While I realize she doesn't have any sexual experience before you and that she may be self-conscious about her body and her performance, this is something you need to get past soon!

There are HD women out there and LD men out there too. Perhaps the long run answer may be to free each other from each other's unrealistic expectations about sex


----------



## Hicks (Jan 14, 2011)

Let me give some advice since you are young and I am old(er).
Get a divorce or an annullment. I know this sounds harsh... 

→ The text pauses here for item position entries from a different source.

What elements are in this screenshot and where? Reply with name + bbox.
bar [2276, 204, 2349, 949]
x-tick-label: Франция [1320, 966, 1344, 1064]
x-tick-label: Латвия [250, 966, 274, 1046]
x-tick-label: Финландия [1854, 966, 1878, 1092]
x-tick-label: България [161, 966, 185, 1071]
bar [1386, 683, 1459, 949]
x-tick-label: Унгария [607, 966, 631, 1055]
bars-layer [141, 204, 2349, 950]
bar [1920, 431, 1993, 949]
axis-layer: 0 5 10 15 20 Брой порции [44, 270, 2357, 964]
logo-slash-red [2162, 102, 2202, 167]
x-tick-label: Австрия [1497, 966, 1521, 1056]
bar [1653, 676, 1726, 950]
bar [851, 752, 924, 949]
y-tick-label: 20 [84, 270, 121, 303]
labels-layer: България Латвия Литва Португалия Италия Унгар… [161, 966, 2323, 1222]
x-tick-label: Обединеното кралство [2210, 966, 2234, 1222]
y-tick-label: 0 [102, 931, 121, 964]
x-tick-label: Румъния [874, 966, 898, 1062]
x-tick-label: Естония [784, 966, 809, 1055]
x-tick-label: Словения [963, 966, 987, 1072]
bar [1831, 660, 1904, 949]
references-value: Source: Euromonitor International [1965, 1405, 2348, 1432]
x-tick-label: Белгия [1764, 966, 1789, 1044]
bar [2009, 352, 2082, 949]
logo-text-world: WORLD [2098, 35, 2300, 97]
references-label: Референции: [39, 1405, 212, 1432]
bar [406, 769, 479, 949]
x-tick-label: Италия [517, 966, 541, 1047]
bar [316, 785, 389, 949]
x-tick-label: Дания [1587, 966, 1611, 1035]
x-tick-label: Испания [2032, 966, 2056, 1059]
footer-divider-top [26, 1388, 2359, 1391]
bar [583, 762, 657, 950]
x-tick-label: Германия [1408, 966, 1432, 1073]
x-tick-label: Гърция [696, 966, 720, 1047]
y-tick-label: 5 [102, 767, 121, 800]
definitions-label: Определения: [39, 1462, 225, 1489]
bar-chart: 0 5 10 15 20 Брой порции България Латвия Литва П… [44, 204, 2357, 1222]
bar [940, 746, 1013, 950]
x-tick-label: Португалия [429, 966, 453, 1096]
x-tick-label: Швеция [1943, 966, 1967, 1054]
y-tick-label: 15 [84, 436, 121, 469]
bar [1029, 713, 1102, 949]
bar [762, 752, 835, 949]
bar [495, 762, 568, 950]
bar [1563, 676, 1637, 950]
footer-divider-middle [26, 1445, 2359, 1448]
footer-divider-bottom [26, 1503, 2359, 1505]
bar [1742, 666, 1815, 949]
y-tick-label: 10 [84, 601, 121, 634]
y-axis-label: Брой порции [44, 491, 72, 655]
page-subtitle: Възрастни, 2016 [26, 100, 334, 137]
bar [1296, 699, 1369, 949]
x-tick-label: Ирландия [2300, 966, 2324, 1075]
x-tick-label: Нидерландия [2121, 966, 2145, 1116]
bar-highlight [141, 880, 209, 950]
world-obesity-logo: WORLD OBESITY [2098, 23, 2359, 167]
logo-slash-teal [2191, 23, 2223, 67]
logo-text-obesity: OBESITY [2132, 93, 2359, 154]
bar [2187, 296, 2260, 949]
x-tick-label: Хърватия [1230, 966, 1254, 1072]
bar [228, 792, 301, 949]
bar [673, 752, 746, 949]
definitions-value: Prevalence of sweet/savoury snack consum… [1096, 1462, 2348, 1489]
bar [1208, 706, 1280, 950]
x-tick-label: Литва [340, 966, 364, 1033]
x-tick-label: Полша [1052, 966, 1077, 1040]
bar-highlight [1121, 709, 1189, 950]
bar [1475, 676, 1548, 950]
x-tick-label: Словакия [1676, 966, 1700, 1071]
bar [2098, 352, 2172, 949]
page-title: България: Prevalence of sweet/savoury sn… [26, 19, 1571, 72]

Consider two "projects" you could do to improve your Life. Project 1 would be to get this wife to be way more sexual and responsive to your needs. Project 2 would be divorce and find someone who is already wired this way. Neither have a guarantee of success, but Project 1 is MUCH HARDER and MUCH LESS CHANCE of being successful.


----------



## unbelievable (Aug 20, 2010)

Don't make kids with this woman until she figures out how to be a wife. Right now, you only have a piece of legal paper and maybe some emotional attachment on your part anchoring you to her. Nobody can play tennis by themselves. Nothing in your post suggests she gives a rat's behind about your needs. The problem is not that you're accustomed to functioning as the normal adult male that God designed you. The problem is she signed up to be a partner in a marriage but she remains content to attend only to her own needs. Marriage (and love) is about putting another's needs above your own. There is no room for a passenger in a marriage. Three times a year ought to be a felony.


----------



## Dollystanford (Mar 14, 2012)

and don't just stuff yourself with roids - that will hardly help the situation

if it's really as helpless as it seems you need to end it and now before the resentment grows any further


----------



## 7737 (Feb 10, 2011)

Stu......Read my lips (as a famous President one said!!) DO NOT HAVE CHILDREN WITH HER. please. 

If you do and TAM is still here in 6 years time you will be back complaining of a sexless marriage, cant divorce because of the children etc. 
Forget trying to work out why etc....just cut her loose and start afresh.

Dolly has a very valid point....whilst sex isn't everything in a marriage it is an intergral part...before you tie the knot you need to find out if you are sexually compatible because if you arent...you're buggered. If you'll excuse the pun!


----------